1) Your understanding of the channel lifecycle is esentially correct.
Between steps 5 & 6, while the slave is searching, if the slave finds the master again, it will go back to the tracking state.

2) The acquisition time is not deterministic, although generally, the faster the channel period of the master, the faster the acquisition time.A channel drops to search after 2 seconds worth of missed messages - the exact number will thus depend on the channel period. You can find more details on all of this on the "ANT Channel Search and Background Scanning Channel" app note.
http://www.thisisant.com/developer/resources/downloads/#documents_tab

3) The format of the data the slave broadcasts is up to the application on the slave - i.e., it is up to the application to define how the payload looks like.
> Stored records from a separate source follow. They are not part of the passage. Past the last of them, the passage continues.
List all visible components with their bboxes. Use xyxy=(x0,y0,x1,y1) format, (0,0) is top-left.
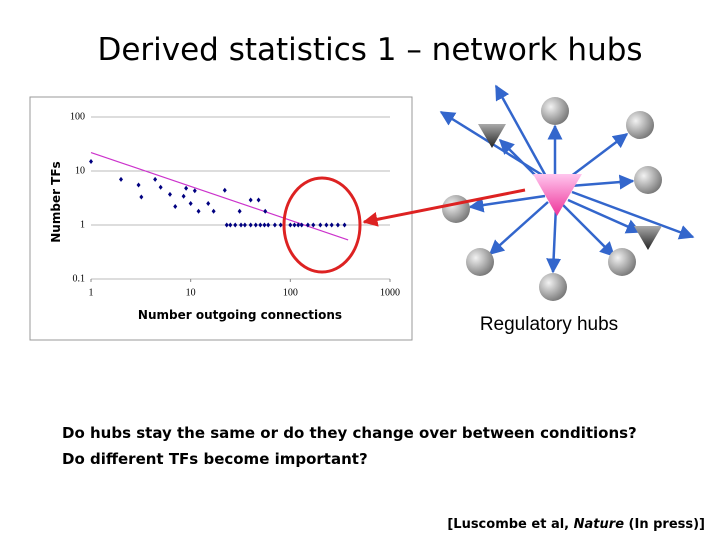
point xyxy=(278,222,283,228)
point xyxy=(167,191,172,197)
point xyxy=(305,222,310,228)
point xyxy=(256,197,261,203)
point xyxy=(237,208,242,214)
point xyxy=(263,208,268,214)
point xyxy=(196,208,201,214)
point xyxy=(335,222,340,228)
question: Do hubs stay the same or do they change … xyxy=(62,424,637,442)
point xyxy=(342,222,347,228)
point xyxy=(119,176,124,182)
point xyxy=(184,185,189,191)
point xyxy=(296,222,301,228)
slide-title: Derived statistics 1 – network hubs xyxy=(97,32,642,68)
y-tick-label: 100 xyxy=(70,111,85,122)
point xyxy=(262,222,267,228)
citation: [Luscombe et al, Nature (In press)] xyxy=(447,517,705,532)
x-tick-label: 1 xyxy=(89,287,94,298)
diagram-label: Regulatory hubs xyxy=(480,314,618,335)
trend-line xyxy=(90,151,349,241)
point xyxy=(139,194,144,200)
point xyxy=(239,222,244,228)
citation-part: [Luscombe et al, xyxy=(447,517,573,532)
y-axis-title: Number TFs xyxy=(49,161,63,242)
x-axis-title: Number outgoing connections xyxy=(138,308,342,322)
point xyxy=(224,222,229,228)
point xyxy=(136,182,141,188)
point xyxy=(253,222,258,228)
point xyxy=(248,197,253,203)
point xyxy=(181,193,186,199)
x-tick-label: 100 xyxy=(283,287,298,298)
question: Do different TFs become important? xyxy=(62,450,368,468)
y-tick-label: 0.1 xyxy=(73,273,86,284)
point xyxy=(329,222,334,228)
point xyxy=(206,201,211,207)
point xyxy=(318,222,323,228)
point xyxy=(222,187,227,193)
point xyxy=(311,222,316,228)
point xyxy=(324,222,329,228)
point xyxy=(192,188,197,194)
point xyxy=(188,201,193,207)
point xyxy=(228,222,233,228)
network-diagram: Regulatory hubs xyxy=(282,84,695,335)
point xyxy=(292,222,297,228)
y-tick-label: 1 xyxy=(80,219,85,230)
point xyxy=(153,176,158,182)
point xyxy=(173,204,178,210)
point xyxy=(211,208,216,214)
point xyxy=(272,222,277,228)
y-tick-label: 10 xyxy=(75,165,85,176)
point xyxy=(248,222,253,228)
x-tick-label: 1000 xyxy=(380,287,400,298)
x-tick-label: 10 xyxy=(186,287,196,298)
point xyxy=(89,158,93,164)
point xyxy=(242,222,247,228)
chart-frame xyxy=(29,96,413,341)
point xyxy=(233,222,238,228)
citation-journal: Nature xyxy=(574,517,625,532)
point xyxy=(266,222,271,228)
point xyxy=(158,184,163,190)
point xyxy=(258,222,263,228)
citation-part: (In press)] xyxy=(624,517,705,532)
point xyxy=(299,222,304,228)
point xyxy=(288,222,293,228)
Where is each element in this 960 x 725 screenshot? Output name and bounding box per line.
Note that unlinke masters, broadcast messages on slaves are sent only on demand (only when instructed to do so at the application level. Section 9.5.51 of the "ANT Message Protocol and Usage" document (also available in the Downloads page) explains in more detail how broadcast messages work on both masters and slaves.

4) Correct, as soon as you open a channel, the master will start broadcasting data every channel period, regardless of whether there is a slave (or more) present, or not. You could potentially use acknowledged messages for the master to know whether there is a slave present, but note that this is not recommended if you expect multiple slaves to synchronize to the same master.